Las Vegas Sun

April 23, 2024

Politics of division can never unite us

A well-meaning misunderstanding underlies the horrified hand-wringing over President Donald Trump’s refusal to reach for national unity in the face of terrorist threats against his opponents.

It’s assumed that those who hold the presidential office automatically push aside partisanship during moments of crisis.

But this wishful thinking overlooks the central fact about Trump’s approach to politics: His grip on power depends entirely on splitting the nation in two. Angry division — rooted in race, gender, immigration status, religion and ideology — allowed Trump to become president.

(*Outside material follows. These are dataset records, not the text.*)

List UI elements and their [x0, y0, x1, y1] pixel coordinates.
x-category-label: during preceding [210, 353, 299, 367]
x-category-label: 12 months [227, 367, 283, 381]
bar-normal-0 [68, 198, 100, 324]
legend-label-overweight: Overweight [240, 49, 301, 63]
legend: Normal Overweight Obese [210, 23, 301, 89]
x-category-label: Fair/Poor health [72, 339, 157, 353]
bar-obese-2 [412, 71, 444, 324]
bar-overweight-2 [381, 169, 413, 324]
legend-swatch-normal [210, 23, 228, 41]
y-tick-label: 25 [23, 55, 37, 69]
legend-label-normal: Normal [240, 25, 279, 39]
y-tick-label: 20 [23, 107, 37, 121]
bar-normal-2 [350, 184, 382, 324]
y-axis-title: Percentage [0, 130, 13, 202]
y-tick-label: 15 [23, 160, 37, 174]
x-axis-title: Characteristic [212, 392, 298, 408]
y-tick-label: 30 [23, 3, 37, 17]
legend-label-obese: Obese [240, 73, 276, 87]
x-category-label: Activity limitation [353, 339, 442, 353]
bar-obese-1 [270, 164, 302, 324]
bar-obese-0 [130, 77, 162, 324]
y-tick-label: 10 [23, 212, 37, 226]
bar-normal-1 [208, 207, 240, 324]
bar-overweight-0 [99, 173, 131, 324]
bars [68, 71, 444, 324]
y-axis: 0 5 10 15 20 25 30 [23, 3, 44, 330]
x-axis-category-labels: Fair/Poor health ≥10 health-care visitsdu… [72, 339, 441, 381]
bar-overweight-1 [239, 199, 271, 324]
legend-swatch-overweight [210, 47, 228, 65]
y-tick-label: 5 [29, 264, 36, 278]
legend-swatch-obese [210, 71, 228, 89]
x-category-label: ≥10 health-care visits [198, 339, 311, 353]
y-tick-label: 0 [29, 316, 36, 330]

Absent a politics of us-versus-them, Trumpism makes no sense at all.

This explains why Trump, after a rote declaration Wednesday that “we have to unify,” quickly resumed his patented attacks on the media.

At 3:14 a.m. Friday — yes, he was again tweeting in the middle of the night — Trump declared: “Funny how lowly rated CNN, and others, can criticize me at will, even blaming me for the current spate of bombs and ridiculously comparing this to Sept. 11th and the Oklahoma City bombing, yet when I criticize them, they go wild and scream, ‘it’s just not Presidential!’ ”

Conservatives have long criticized the idea of “moral equivalence.” Where are they now?

It got worse. Seven hours later, Trump tweeted: “Republicans are doing so well in early voting, and at the polls, and now this ‘Bomb’ stuff happens and the momentum greatly slows.” Suddenly, threats against, among others, two former presidents are reduced to “this ‘Bomb’ stuff,” and the only thing that matters is ... politics.

The tweet came shortly before authorities made an arrest in connection with the suspected mail bombs. They apprehended Cesar Sayoc, a Florida man whose van was plastered with pro-Trump and anti-liberal messages. Trump, at least temporarily, retreated back into consensual language. “We must never allow political violence to take root in America.”

Trump’s attacks on the media are of a piece with his hyping an immigrant “caravan” from Central America (dutifully given extensive coverage by the very same media Trump is attacking) and the administration’s threat to close our southern border just days before the election. A White House official unapologetically put a partisan spin on what is supposed to be a serious policy, describing Trump’s border move as a way “to address the Democrat-created crisis of mass illegal immigration.”

The failure of Republican leaders to denounce a president who is devoting himself to ripping us apart reflects a ground-level truth about Republicanism in 2018: The party of Lincoln and Eisenhower has been consumed by a narrow and exclusionary form of identity politics.

The importance of the backlash around race and immigration inside the GOP is a central theme of a timely, careful and data-rich new book on the 2016 election by political scientists John Sides, Michael Tesler and Lynn Vavreck. In “Identity Crisis,” they argue that Trump understood what was happening inside the party in a way his rivals did not.

“Trump ignored the many Republicans who criticized him for emboldening fringe white nationalists — and then became the champion of white voters with racially inflected grievances,” they write. “Trump tapped into beliefs, ideas and anxieties that were already present and even well established within the party. His support was hiding in plain sight.”

As a result, Republican politicians now have an “incentive to run on issues connected to identity as opposed to a traditional platform of limited government.” And the authors offer what turns out to be a dead-on description of the campaign we are watching now: “Trump’s positions on immigration, Confederate monuments and national anthem protests have proved more popular with Republican voters than have the GOP tax bill or Republican alternatives to the Affordable Care Act.”

The truth of that sentence is brought home in the systematic lying by Republican candidates about what their goal of repealing Obamacare would mean in practice.

Normally, calls to end polarization speak of the need to “bring the two parties together” to find “compromises.” But these benign bromides are useless when one party thrives on aggravating mistrust, hatred and fear.

How can “compromise” be possible with a president who could not restrain himself even in the face of the threatened murder of fellow Americans? More specifically, how can we find broadly acceptable solutions on immigration when one side repeatedly misrepresents the other as favoring “open borders?”

We have been reduced to this: The first step toward bringing the country together must be the defeat of those for whom national unity is not a noble goal but a dire threat to their political well-being.

E.J. Dionne is a columnist for The Washington Post.